In diesen Tagen feiern Jüdinnen und Juden den Beginn eines neuen Jahres. Martin Jäggle führt mit Hilfe einiger Texte von Bella Chagall in die spirituelle Dimension von Rosch-Haschana, dem Fest des Neujahrs nach dem heute gültigen jüdischen Kalender, und die daran anschließenden Tage ein.
„Die Bußtage sind gekommen, unser ganzes Haus ist verstört. Jeder Feiertag hat seine eigene Stimmung. Eine klare reine Luft wie nach dem Regen – das ist die Luft von Rosch-Haschana.“ So erinnert Bella Chagall, die kongeniale Frau des Malers Marc Chagall, ihre Kindheit im damals russischen Witebsk. „Mir ist, als habe der Himmel selbst sich gesenkt und eile mit mir in die Synagoge.“ An diesem Tag wird am Ende des Morgengebets in der Synagoge ein Widderhorn, Schofar genannt, in klar definierten Tonfolgen geblasen; ebenso während und am Ende des darauf folgenden Mussaf-(d.h. Zusatz-)Gebets.
Bella Chagall erzählt: „Plötzlich erklingt ein reiner, voller Ton. (…) Der Ton schwillt an, berührt die Wände, nähert sich mir, dem Geländer vor mir, steigt zur Decke empor, vertreibt die dicke Luft, breitet sich aus, erfüllt den ganzen Raum. Er dringt in meine Ohren, in meinem Mund, so tief, dass er mir im Magen weh tut. Wann wird der Schofar verstummen? Was will das neue Jahr von uns?“ Der Klang des Schofar will erschüttern und erinnern. Bella Chagall: „Ich erinnere mich an all meine Sünden. Weiß Gott, was mit mir geschehen wird, im Laufe des Jahres hat sich so viel angesammelt.“
Reine Luft wie nach dem Regen und ein voller Ton, so tief, dass er mir im Magen weh tut.

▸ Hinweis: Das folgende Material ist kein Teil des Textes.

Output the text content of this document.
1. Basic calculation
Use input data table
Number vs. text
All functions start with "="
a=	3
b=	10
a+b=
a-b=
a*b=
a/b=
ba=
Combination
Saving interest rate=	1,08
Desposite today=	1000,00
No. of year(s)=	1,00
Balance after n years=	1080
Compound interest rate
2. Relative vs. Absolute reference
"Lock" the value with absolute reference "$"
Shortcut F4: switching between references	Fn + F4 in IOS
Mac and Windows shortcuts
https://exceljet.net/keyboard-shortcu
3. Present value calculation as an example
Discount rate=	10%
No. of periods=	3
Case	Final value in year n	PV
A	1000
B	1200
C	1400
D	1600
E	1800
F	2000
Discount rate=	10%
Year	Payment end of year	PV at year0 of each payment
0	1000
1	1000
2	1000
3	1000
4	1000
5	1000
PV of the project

Rosch-Haschana (Kopf des Jahres), wie dieses jüdische Neujahrsfest heute genannt und zwei Tage gefeiert wird, ist gemäß der Tora ein Tag des Hornblasens: „Am ersten Tag des siebten Monats sollt ihr eine heilige Versammlung abhalten; an diesem Tag dürft ihr keine schöpferische und konstruktive Arbeit verrichten. Es wird für euch ein Tag des Schofar-Blasens sein.“ (Num 29,1). Der Klang des Schofar als Symbol erinnert an die „Bindung Isaaks“, als Abraham einen Widder, der „sich mit seinen Hörnern im Gestrüpp verfangen hat“ (Gen 22) anstelle Isaaks opfert. Er erinnert auch an die Erschaffung der Welt, die nach jüdischer Tradition am 1. Tag des 7. Monats (Tischri) abgeschlossen wurde, sowie an den Bund Gottes mit seinem Volk. Vor dem König der Schöpfung müssen sich die Menschen verantworten. So ist der Festtag ein Tag der Introspektion. Jüdinnen und Juden wünschen einander: „Mögest du für ein gutes Jahr (implizit: im Buch des Lebens) eingeschrieben und besiegelt werden.“
Sünden abschütteln
Das „Sündenwegwerfen (Taschlich)“ gehört zu den alten Bräuchen von Rosch-Haschana. Bella Chagall erzählt: „Ich kann kaum den Nachmittag erwarten, um mit Mama zum Reinigungsgebet zu gehen, meine Sünden abzuschütteln und in den großen Fluss zu werfen. Mutter spricht mir die Gebete vor, und mit den Gebeten zusammen fallen die Sünden aus meinem Mund ins Wasser. Mir ist, als schwelle der Fluss von all unseren Sünden an, als seien seine Wasser plötzlich schwarz geworden.“ In unmittelbarer Nähe des Wiener Stadttempels aufgewachsen ist es für mich berührend und stets Anlass zur Freude, seit dieser Brauch – symbolisiert mit Steinen – wieder öffentlich am Fuß der Salztorbrücke über dem Donaukanal praktiziert wird.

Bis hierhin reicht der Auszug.